MA O’Grady is now based on board Plymouth warship HMS Sutherland. He had been in the Royal Navy for just two years when he was sent on his first deployment to Afghanistan and attached to an Army patrol occupying Checkpoint Richka, a tiny compound in the Green Zone of the Upper Gereshk Valley. He has now fully recovered from his injuries.

MA O’Grady took his family, including his wife, to receive his award. He said:

I was very proud to get my award and Prince Charles was very interested in me. He knew all about my citation and why I got the MC. He asked about the casualties. I have kept in touch with them all and the one most seriously injured has only just returned to work. It was a fantastic day and my family are with me.

He has also been chosen to attend the NATO Summit next week in Chicago as part of the ceremonial party. He said:

I am very excited about being part of such a high-powered event in Chicago. It is an honour to take part.

As part of the ceremonial party I am representing the UK, and my Military Cross citation will be read out.

Speaking about his actions in Afghanistan, he said:

We were all really close as there was only ever about 13 of us together at any one time, so you get to know each other really well.

When [we] came under attack from the grenades I was on the radio and immediately shouted to them that we had an emergency. I sprinted out to get my first aid pack when I saw that the patrol sergeant was lying on the ground and in real trouble.

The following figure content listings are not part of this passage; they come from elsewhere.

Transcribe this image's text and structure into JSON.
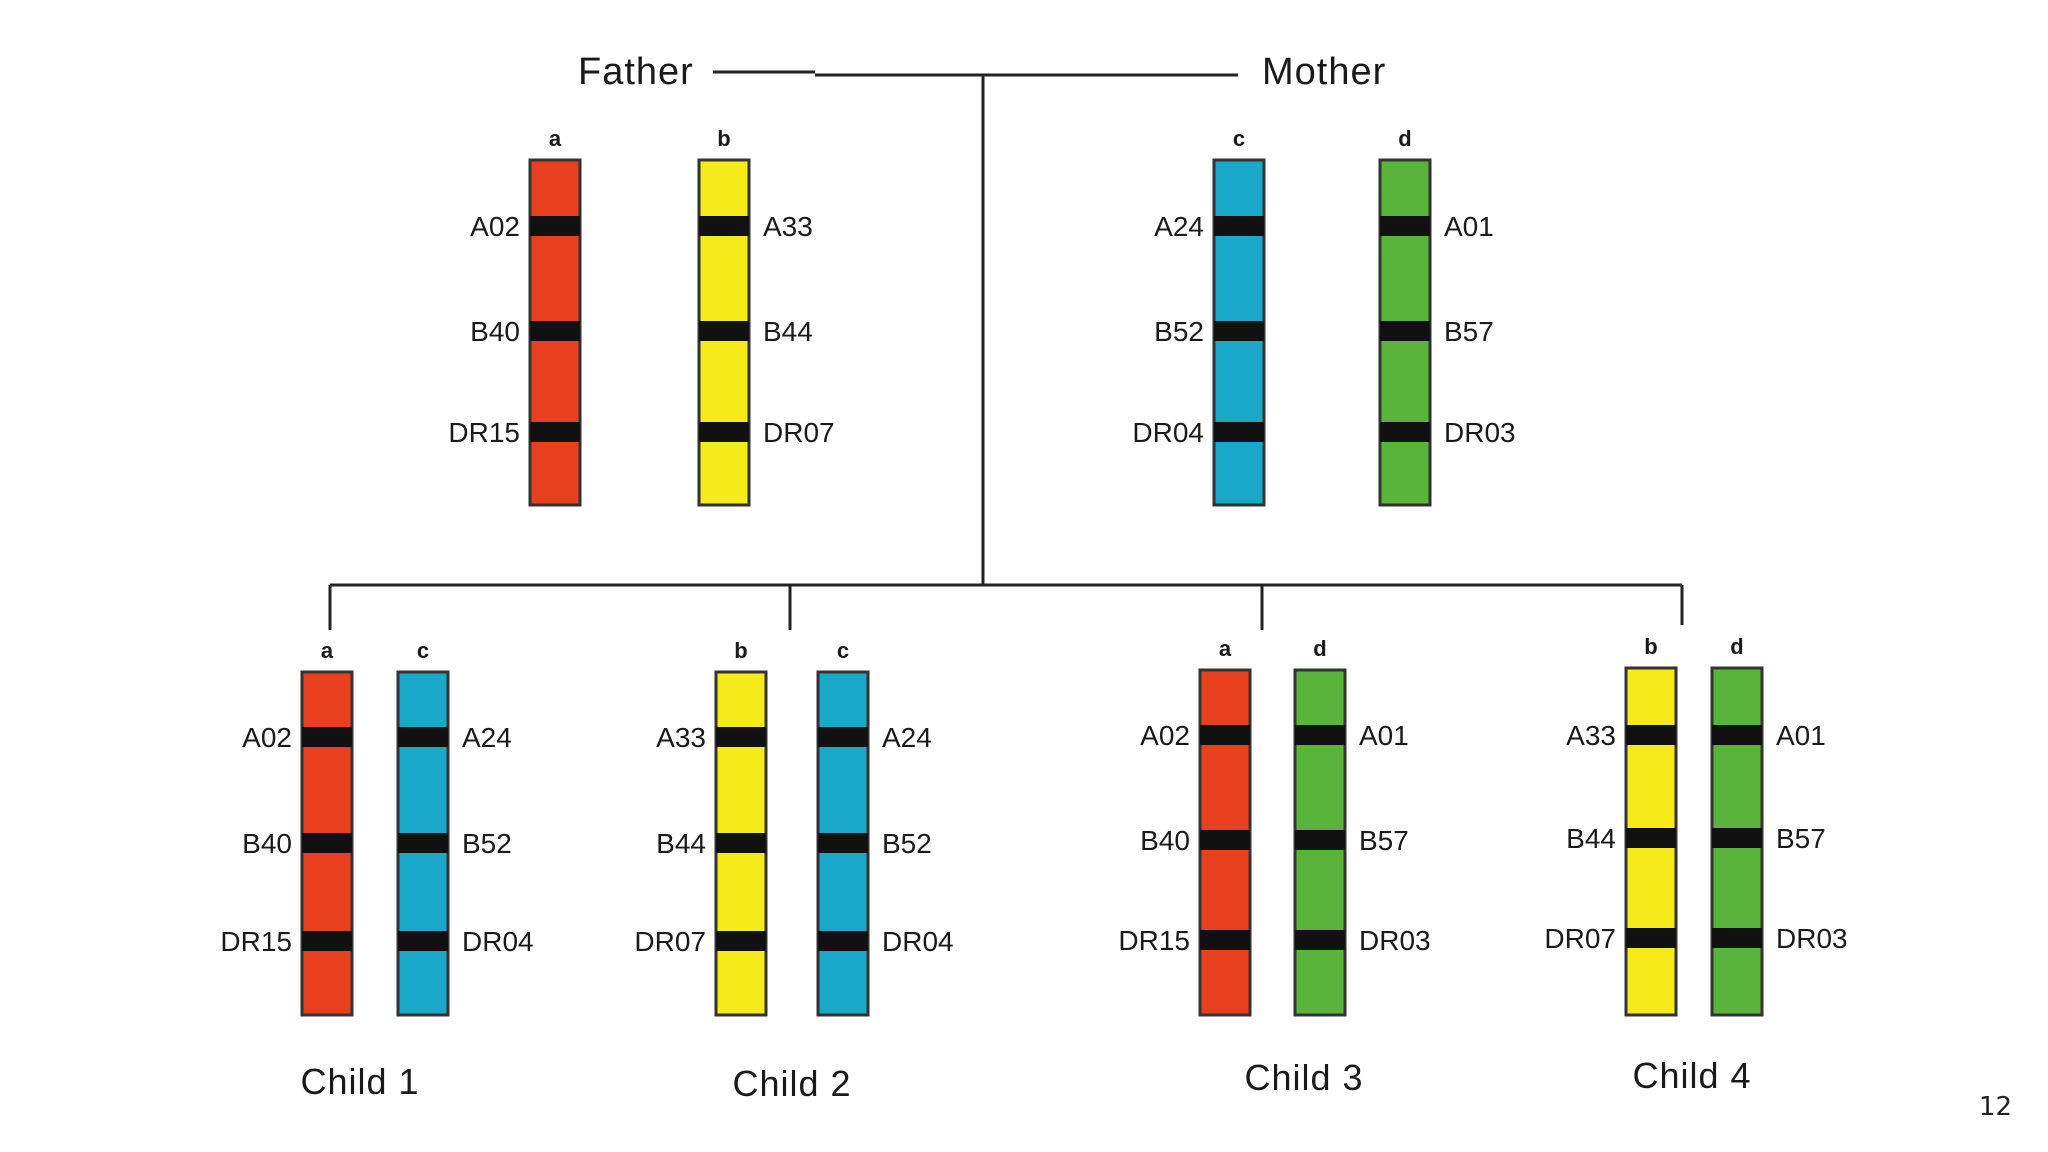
{
  "parents": {
    "father_label": "Father",
    "mother_label": "Mother"
  },
  "colors": {
    "a": "#e8401f",
    "b": "#f5ea1a",
    "c": "#1aa8c8",
    "d": "#5ab33a",
    "band": "#111111"
  },
  "father": {
    "chromosomes": [
      {
        "letter": "a",
        "genes": [
          "A02",
          "B40",
          "DR15"
        ]
      },
      {
        "letter": "b",
        "genes": [
          "A33",
          "B44",
          "DR07"
        ]
      }
    ]
  },
  "mother": {
    "chromosomes": [
      {
        "letter": "c",
        "genes": [
          "A24",
          "B52",
          "DR04"
        ]
      },
      {
        "letter": "d",
        "genes": [
          "A01",
          "B57",
          "DR03"
        ]
      }
    ]
  },
  "children": [
    {
      "label": "Child 1",
      "chromosomes": [
        {
          "letter": "a",
          "genes": [
            "A02",
            "B40",
            "DR15"
          ]
        },
        {
          "letter": "c",
          "genes": [
            "A24",
            "B52",
            "DR04"
          ]
        }
      ]
    },
    {
      "label": "Child 2",
      "chromosomes": [
        {
          "letter": "b",
          "genes": [
            "A33",
            "B44",
            "DR07"
          ]
        },
        {
          "letter": "c",
          "genes": [
            "A24",
            "B52",
            "DR04"
          ]
        }
      ]
    },
    {
      "label": "Child 3",
      "chromosomes": [
        {
          "letter": "a",
          "genes": [
            "A02",
            "B40",
            "DR15"
          ]
        },
        {
          "letter": "d",
          "genes": [
            "A01",
            "B57",
            "DR03"
          ]
        }
      ]
    },
    {
      "label": "Child 4",
      "chromosomes": [
        {
          "letter": "b",
          "genes": [
            "A33",
            "B44",
            "DR07"
          ]
        },
        {
          "letter": "d",
          "genes": [
            "A01",
            "B57",
            "DR03"
          ]
        }
      ]
    }
  ],
  "slide_number": "12"
}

He was struggling to breathe and there was a significant amount of blood loss. The shrapnel had penetrated his chest and lung and I knew I had to try and get some fluids and morphine into him - it’s to his credit that he was a strong man, he was really fighting for his life.

I knew my leg was bleeding and it hurt to put any weight on it, but it was my job to help these guys and I think that instinct just took over.

According to his citation the medic displayed ‘exemplary gallantry, selflessness and devotion to duty’. His ‘instinctive bravery and total disregard for his own safety, followed by exceptional handling of a mass-casualty situation as a lone medic while wounded and under threat of further attack’ undoubtedly saved the life of his patrol sergeant.

While the patrol’s second-in-command organised the remainder of the team to fire back at the insurgents, MA O’Grady attended to the wounded with ‘coolness and professionalism despite the risk of further injury to himself’.

As well as the patrol sergeant MA O’Grady attended to three other badly wounded men, two with severe injuries to their legs and one with shrapnel wounds to his face.

Following the helicopter evacuation of the sergeant, MA O’Grady helped move the remaining casualties 800 metres uphill at night over difficult terrain with the risk of further attack or an IED blast.

After he had handed the casualties over to the company medical post he received medical treatment for wounds to his leg before insisting that he go back to serve at Richka:

I had physio and hospital treatment for about three weeks in the UK and then went back to Richka,” he said.

I just wanted to see the base again - I felt I had to see if anything had changed. I’m not sure my wife was very pleased about it, but I felt it was something I had to do.

When they told me I was getting a Military Cross I think I went into shock, I was so surprised. There were so many people there that day that helped carry the stretchers, that carried the medical equipment, that fired back at the enemy; it was a team effort, so in my mind I am accepting this on behalf of them all.

A Military Cross is granted in recognition of exemplary gallantry during active operations against the enemy on land.